Machinify looks to build up its incident response amidst rapid growth
In 2020, the small DevOps team of 3 began to grow rapidly, along with the entire organization. It became apparent to Sr. VP Operations, David Levinger, that they needed to define a clear incident management process. Sr. DevOps Engineer, Alex Myer, knew that the first step was to improve incident documentation. In his past, he’d built “home grown” solutions by leveraging tools like Confluence to store information in a single place. “I didn’t want to have to do it again, because it’s a lot of work. At the end of the day, it’s worth the effort to build it ourselves if we can’t find a tool in the market.”
To their relief, colleague Gavin Ray, Principal Engineer, recommended Blameless for Machinify, having used the product in his previous two jobs. After just over a year of using Blameless, the three report that it’s been “transformative” not only for their DevOps function, but also for the broader organization.
“We started using Blameless about a year ago, and transformative is the only way to describe it.” - David Levinger
Strengthening the reliability engineering muscle across the team
To help the team build a habit of the new incident management process, Alex started a weekly SRE meeting where they go over everything that happened in the previous on-call rotation. They focus strongly on finding the true contributing factors of an incident. No issue should be brought up in the meeting without finding a way to address it. “We don’t want to see it happen again,” Alex explains. What ends up happening is that several problems are solved out of a single incident. Oftentimes, the solutions involve changes to the entire system. To address those changes, the team creates action items in Jira using the integration with Blameless. This could be software code changes or DevOps process changes. It’s a great learning lesson, because they end up digging deep into the various causes of what happened.
As the team grows rapidly, it’s David’s priority to effectively train the entire engineering function. He’s ramping up new hires and hyper-focused on democratizing knowledge. It starts with hiring the best software engineers, and then they get to work rebuilding their runbooks and process documentation. If an alert isn’t tied to a runbook, and the runbook isn’t tied to an explanation that could be understood by the whole team, it’s the responsibility of the person responding to the incident to write it down (not necessarily during the incident) so that the next person that comes on call has less to try to figure out on their own. Then things evolve and change over time.

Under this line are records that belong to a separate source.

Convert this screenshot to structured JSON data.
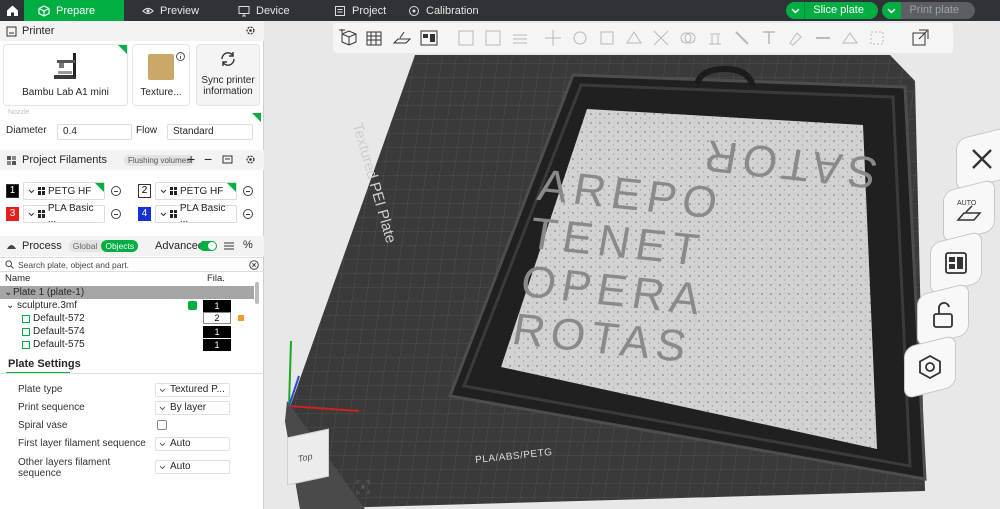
{
  "colors": {
    "accent": "#00ae42",
    "topbar": "#2f3337",
    "plate": "#3c3c3c"
  },
  "topbar": {
    "tabs": [
      {
        "label": "Prepare",
        "icon": "cube-icon"
      },
      {
        "label": "Preview",
        "icon": "eye-icon"
      },
      {
        "label": "Device",
        "icon": "monitor-icon"
      },
      {
        "label": "Project",
        "icon": "project-icon"
      },
      {
        "label": "Calibration",
        "icon": "calibration-icon"
      }
    ],
    "slice_label": "Slice plate",
    "print_label": "Print plate"
  },
  "printer": {
    "header": "Printer",
    "name": "Bambu Lab A1 mini",
    "plate_label": "Texture...",
    "sync_label_1": "Sync printer",
    "sync_label_2": "information",
    "nozzle_label": "Nozzle",
    "diameter_label": "Diameter",
    "diameter_value": "0.4",
    "flow_label": "Flow",
    "flow_value": "Standard"
  },
  "filaments": {
    "header": "Project Filaments",
    "flushing_label": "Flushing volumes",
    "items": [
      {
        "num": "1",
        "name": "PETG HF",
        "color": "#000000",
        "text": "#ffffff"
      },
      {
        "num": "2",
        "name": "PETG HF",
        "color": "#ffffff",
        "text": "#000000"
      },
      {
        "num": "3",
        "name": "PLA Basic ...",
        "color": "#e5201c",
        "text": "#ffffff"
      },
      {
        "num": "4",
        "name": "PLA Basic ...",
        "color": "#1530d8",
        "text": "#ffffff"
      }
    ]
  },
  "process": {
    "header": "Process",
    "global_label": "Global",
    "objects_label": "Objects",
    "advanced_label": "Advanced",
    "search_placeholder": "Search plate, object and part."
  },
  "tree": {
    "col_name": "Name",
    "col_fila": "Fila.",
    "plate": "Plate 1 (plate-1)",
    "object": "sculpture.3mf",
    "object_fila": "1",
    "parts": [
      {
        "name": "Default-572",
        "fila": "2"
      },
      {
        "name": "Default-574",
        "fila": "1"
      },
      {
        "name": "Default-575",
        "fila": "1"
      }
    ]
  },
  "plate_settings": {
    "header": "Plate Settings",
    "rows": [
      {
        "label": "Plate type",
        "value": "Textured P..."
      },
      {
        "label": "Print sequence",
        "value": "By layer"
      },
      {
        "label": "Spiral vase",
        "value": ""
      },
      {
        "label": "First layer filament sequence",
        "value": "Auto"
      },
      {
        "label": "Other layers filament",
        "label2": "sequence",
        "value": "Auto"
      }
    ]
  },
  "viewport": {
    "plate_label": "Textured PEI Plate",
    "plate_footer": "PLA/ABS/PETG",
    "view_cube_label": "Top",
    "sculpture_rows": [
      "SATOR",
      "AREPO",
      "TENET",
      "OPERA",
      "ROTAS"
    ]
  }
}
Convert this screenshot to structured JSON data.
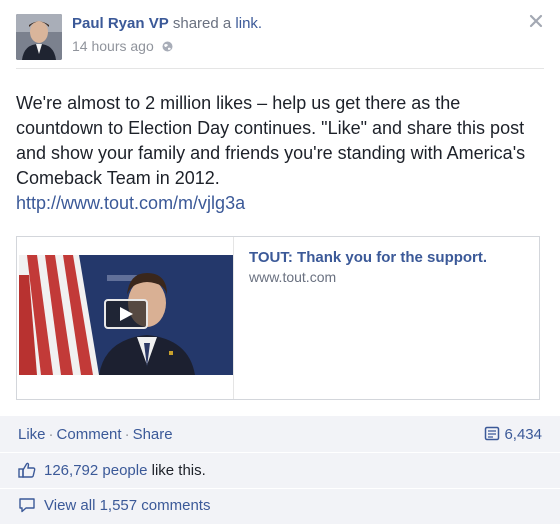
{
  "post": {
    "author": "Paul Ryan VP",
    "verb": "shared a",
    "object": "link.",
    "timestamp": "14 hours ago",
    "message": "We're almost to 2 million likes – help us get there as the countdown to Election Day continues. \"Like\" and share this post and show your family and friends you're standing with America's Comeback Team in 2012.",
    "link": "http://www.tout.com/m/vjlg3a"
  },
  "attachment": {
    "title": "TOUT: Thank you for the support.",
    "domain": "www.tout.com"
  },
  "actions": {
    "like": "Like",
    "comment": "Comment",
    "share": "Share",
    "separator": "·",
    "share_count": "6,434"
  },
  "likes": {
    "count_people": "126,792 people",
    "suffix": "like this."
  },
  "comments": {
    "view_all": "View all 1,557 comments"
  },
  "icons": {
    "close": "close-icon",
    "globe": "globe-icon",
    "play": "play-icon",
    "shares": "shares-icon",
    "thumbs_up": "thumbs-up-icon",
    "comment": "comment-bubble-icon"
  },
  "colors": {
    "link_blue": "#3b5998",
    "ufi_background": "#f2f3f7"
  }
}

“No one on our team that’s pulled into an incident doesn’t know what to do, where to go, and how to solve it.” - David Levinger
Turning incidents into learning opportunities and systemic improvements
After using Blameless, it became easier for the Machinify team to identify where their runbooks needed improvement. Previously, their runbooks were written in varying formats, some linked to alerts and some not, and some alerts notifying the wrong person. They fixed this immediately. Now you’d be hard pressed to find an alert that’s not tied to a runbook. That’s become the exception, not the rule! Their runbooks are also updated so that now they’re much easier to understand and the information is both current and accurate. If they encounter a runbook in the weekly meeting that’s outdated, that’s the time to fix it. The team will make sure it happens.
During the weekly SRE meetings, the whole team holds the on-call leader accountable for getting to the true root of the problem. They all support each other in this way. “As a team, we do not want to repeat the same efforts,” Alex elaborates. They start every SRE meeting looking at the Reliability Insights view in Blameless. Some of their key reports are Incidents Tagged Per Customer and Incidents By Priority and Severity Level. They also review the previous week and try to spot trends and patterns.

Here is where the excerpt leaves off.